Brilliance
- Joy
- Oct 18, 2018
- 2 min read

Imagine you are in a room. The room has one window. One window that is grimy, dusty, and brown. It lets light in -- barely. This room is well lit though. In fact, there are lights everywhere. Not a single shadow. What use is the light from the window then?
People live their lives in this room, eating, drinking, working, playing, being born, dying. Even as one by one the lights go out, they pretend as if all is well. There’s still enough light to see by. Until there’s not.
As the lights go out, some begin to see that there is light outside of the room. Some think it insignificant , so they remain content with the light of the room, perhaps even trying to fix the lights which have gone out. But some realize the outside light for what it is -- the sun. They know not how bright its light shines, but they know it must be very radiant indeed to be able to shine through the cakes of dirt and dust layered on the window.
The more lights in the room go out, the more people see the hint towards outside brilliance, and they long for it.

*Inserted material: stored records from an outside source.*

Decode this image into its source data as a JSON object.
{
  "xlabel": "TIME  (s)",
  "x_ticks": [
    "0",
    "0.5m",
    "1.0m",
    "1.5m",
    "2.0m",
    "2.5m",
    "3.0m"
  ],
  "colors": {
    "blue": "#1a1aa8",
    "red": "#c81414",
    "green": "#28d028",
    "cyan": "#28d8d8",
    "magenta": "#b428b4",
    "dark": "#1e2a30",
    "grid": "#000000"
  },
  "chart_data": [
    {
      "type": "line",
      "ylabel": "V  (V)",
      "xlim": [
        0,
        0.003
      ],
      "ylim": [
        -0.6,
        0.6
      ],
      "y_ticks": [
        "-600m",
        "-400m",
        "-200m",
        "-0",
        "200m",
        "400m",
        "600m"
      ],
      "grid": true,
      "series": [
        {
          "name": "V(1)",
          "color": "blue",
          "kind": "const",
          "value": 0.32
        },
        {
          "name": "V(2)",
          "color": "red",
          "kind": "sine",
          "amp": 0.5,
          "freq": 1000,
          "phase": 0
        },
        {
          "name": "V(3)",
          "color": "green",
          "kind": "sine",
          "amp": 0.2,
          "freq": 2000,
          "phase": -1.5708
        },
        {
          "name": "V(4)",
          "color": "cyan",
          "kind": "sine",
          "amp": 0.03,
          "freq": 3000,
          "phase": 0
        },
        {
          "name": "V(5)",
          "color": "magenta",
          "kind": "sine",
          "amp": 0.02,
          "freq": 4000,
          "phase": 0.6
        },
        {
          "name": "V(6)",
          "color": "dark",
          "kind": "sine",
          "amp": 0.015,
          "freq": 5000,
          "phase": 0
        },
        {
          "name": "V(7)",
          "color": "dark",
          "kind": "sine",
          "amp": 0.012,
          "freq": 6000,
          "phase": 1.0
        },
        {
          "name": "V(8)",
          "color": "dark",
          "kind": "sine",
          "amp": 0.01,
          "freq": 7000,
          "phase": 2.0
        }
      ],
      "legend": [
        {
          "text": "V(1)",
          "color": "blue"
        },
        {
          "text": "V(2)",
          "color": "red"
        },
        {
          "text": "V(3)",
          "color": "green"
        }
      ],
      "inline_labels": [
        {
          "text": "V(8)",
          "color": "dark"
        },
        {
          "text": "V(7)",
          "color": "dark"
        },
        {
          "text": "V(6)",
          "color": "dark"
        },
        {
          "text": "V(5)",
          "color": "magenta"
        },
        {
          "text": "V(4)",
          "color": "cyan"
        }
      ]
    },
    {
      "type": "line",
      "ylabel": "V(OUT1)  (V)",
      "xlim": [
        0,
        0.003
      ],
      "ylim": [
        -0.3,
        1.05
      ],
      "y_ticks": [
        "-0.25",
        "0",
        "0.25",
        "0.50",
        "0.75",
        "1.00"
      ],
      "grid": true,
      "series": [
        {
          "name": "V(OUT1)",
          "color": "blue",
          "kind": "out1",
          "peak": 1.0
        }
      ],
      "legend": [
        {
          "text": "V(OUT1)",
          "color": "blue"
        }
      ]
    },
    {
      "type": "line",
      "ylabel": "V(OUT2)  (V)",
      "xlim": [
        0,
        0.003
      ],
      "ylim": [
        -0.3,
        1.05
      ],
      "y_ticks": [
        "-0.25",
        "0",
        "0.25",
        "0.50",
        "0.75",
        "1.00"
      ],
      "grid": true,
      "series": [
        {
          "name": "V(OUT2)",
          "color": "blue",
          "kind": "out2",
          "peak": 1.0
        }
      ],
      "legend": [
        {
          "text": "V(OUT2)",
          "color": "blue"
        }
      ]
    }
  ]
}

And when all the lights go out, those who think the light of the window nothing fall into hopelessness and despair, wishing only for the past, when the light of the room was bright. But some hope for the light outside.
Until someone unlocks the door.
The room is just that -- a room. But outside are no walls. There are mountains and oceans, fields and rivers, an endless expanse of beauty and life. And there, also, is the Sun, the Great Light which shines brighter than a thousand thousand lights of any other kind. Those who denied or ignored its existence are shocked by just how silly they were to believe only in the light of the room, but even those who guessed at the Light are undone by the majesty and glory of the More that exists outside of what they have always known. Here the light never goes out, and its brilliance relegates the old lights of the room to obsolete insignificance.